Dr Zirak Marker was the third psychologist Pal visited.
“When a teenager approaches you with confusion about his/her sexuality, one has to be very careful about not disclosing too much or too little. Sexuality develops over a long period of time.”
Instead of concentrating on whether Pal was a lesbian or not, Dr Marker took time to understand her and took her off medication.

“You cannot reinforce an idea in a teenager’s mind - about heterosexuality or homosexuality.” In due course, Pal’s parents were taken into confidence. “Unlike most parents, Pal’s parents assured her that they loved her just the same - whether she loves a boy or a girl.

Dealing with confusion about one’s sexuality in school is difficult to begin with. Most signs around reinforce that heterosexual attraction and feelings for the opposite sex are ‘normal’ and anything that doesn’t conform to this notion is ‘abnormal’.

Worse, homophobia and bullying in schools makes it impossible for an adolescent to think his/her feelings through, says Mansi Hasan, child psychologist.

“The issue in school children today isn’t just about whether they can make sense of their sexual identities or not. It is also about the homophobia they see all around them.

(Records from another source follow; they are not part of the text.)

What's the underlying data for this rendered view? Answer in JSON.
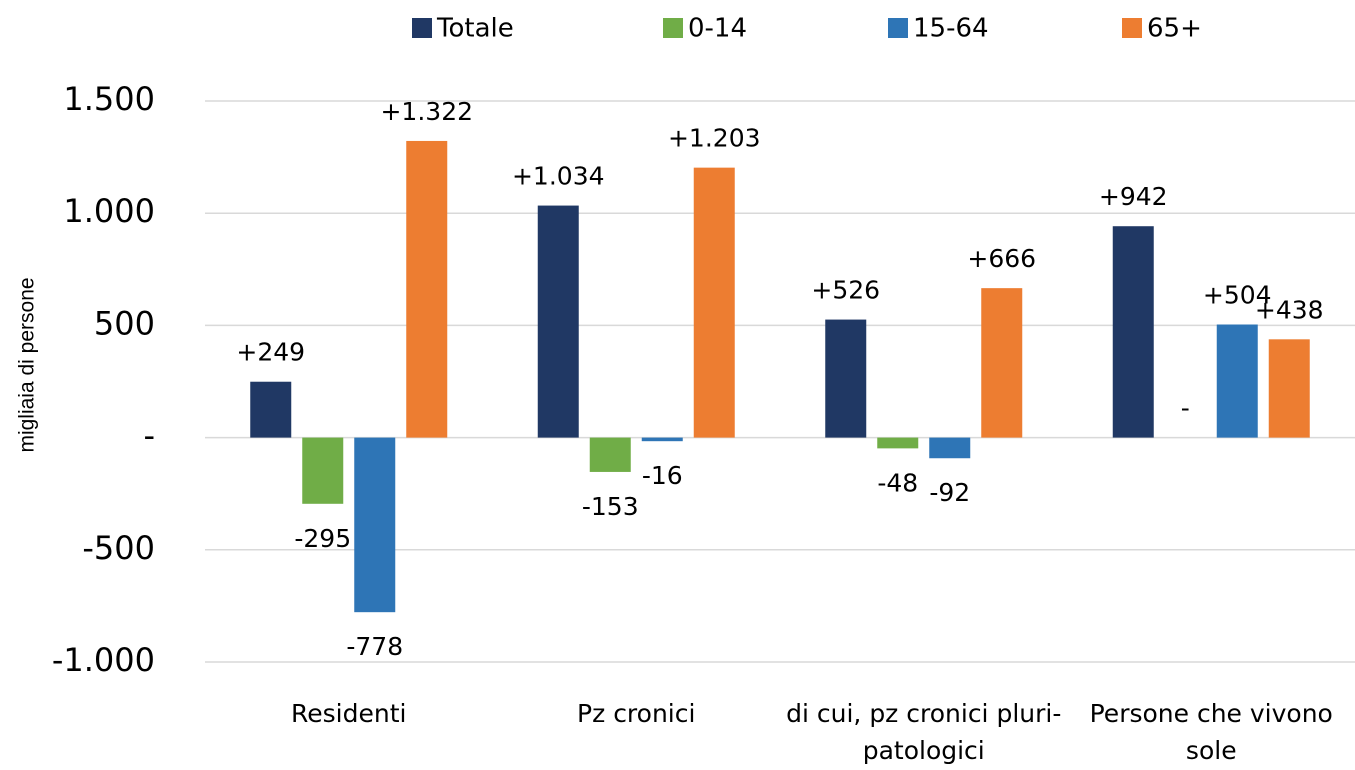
{
  "chart_data": {
    "type": "bar",
    "y_label": "migliaia di persone",
    "categories": [
      "Residenti",
      "Pz cronici",
      "di cui, pz cronici pluri-patologici",
      "Persone che vivono sole"
    ],
    "series": [
      {
        "name": "Totale",
        "color": "#203864",
        "values": [
          249,
          1034,
          526,
          942
        ],
        "value_labels": [
          "+249",
          "+1.034",
          "+526",
          "+942"
        ]
      },
      {
        "name": "0-14",
        "color": "#70ad47",
        "values": [
          -295,
          -153,
          -48,
          0
        ],
        "value_labels": [
          "-295",
          "-153",
          "-48",
          "-"
        ]
      },
      {
        "name": "15-64",
        "color": "#2e75b6",
        "values": [
          -778,
          -16,
          -92,
          504
        ],
        "value_labels": [
          "-778",
          "-16",
          "-92",
          "+504"
        ]
      },
      {
        "name": "65+",
        "color": "#ed7d31",
        "values": [
          1322,
          1203,
          666,
          438
        ],
        "value_labels": [
          "+1.322",
          "+1.203",
          "+666",
          "+438"
        ]
      }
    ],
    "ylim": [
      -1000,
      1500
    ],
    "yticks": [
      {
        "value": -1000,
        "label": "-1.000"
      },
      -500,
      {
        "value": 0,
        "label": "-"
      },
      500,
      {
        "value": 1000,
        "label": "1.000"
      },
      {
        "value": 1500,
        "label": "1.500"
      }
    ],
    "grid": true,
    "legend": "top"
  }
}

The word ‘gay’ is used as an abuse,” says Hasan.

Recently, the principal of an international school in the city approached Hasan to conduct a sex education workshop mainly because homosexual exploration was on the rise amongst boys and girls.

“Even 3-4 years ago, we didn’t include homosexuality in our workshops, but now we do touch upon it. In this school’s case, a fifth-grader made other boys uncomfortable by touching them inappropriately. When we conducted the workshop, we found his classmates to be severely homophobic.”

Hasan also started speaking to the boy separately and realised he himself was quite confused about his reasons for exploring his classmates.

“It is too early to ‘decide’ or explore whether the boy is homosexual or not - that is something the child will have to decide for himself. At this age, what is important is to create a safe atmosphere for the child. The boy, for instance, was bullied and mocked for “being gay”. Thanks to the information available online and on TV, even children as young as him do understand these concepts to some extent. He has started playing out the mockery to find out what it really meant,” explains Hasan.

Two years ago, when Mohit Prabhu was 13 years old, his mother took him to a psychologist because he, in an unusually frank chat, told his school counsellor that he often got aroused while playing with a male friend at home.

“For a long time, I had to help Mohit accept that arousal, whether with a boy or a girl, is something that he cannot ‘control’. After a year or two, he tried going around with girls but told me that he didn’t feel the same around them. I have not yet had a frank chat with him discussing his homosexuality, but he is more comfortable with how he feels. His parents, however, are still in denial.” The best way forward, says psychiatrist Dr Harish Shetty, is to let nature takes its course - and parents must be prepared for whatever their child chooses.

Dr Marker cites an instance of a boy who came to him because he had realised he was homosexual and was anxious about what “his future held for him”.
“His parents accompanied him, but after five to six sessions, his mother started approaching me secretly, demanding I stop asking him to accept the situation and concentrate on “curing” him instead.

"Sex education workshops are best done keeping parents in the loop too. It is futile if you work towards making a child comfortable, and do little to make his home environment conducive to his feelings,” says Dr Marker.

Dr Shetty says asks students to write their queries on paper anonymously. “Children are getting bolder and experience feelings more complex than we can imagine. Sex education workshops mustn’t be about moral judgements - once you let a child know that his feelings - homosexual or heretosexual - will be respected, h/she’ll not look for information from dubious sources.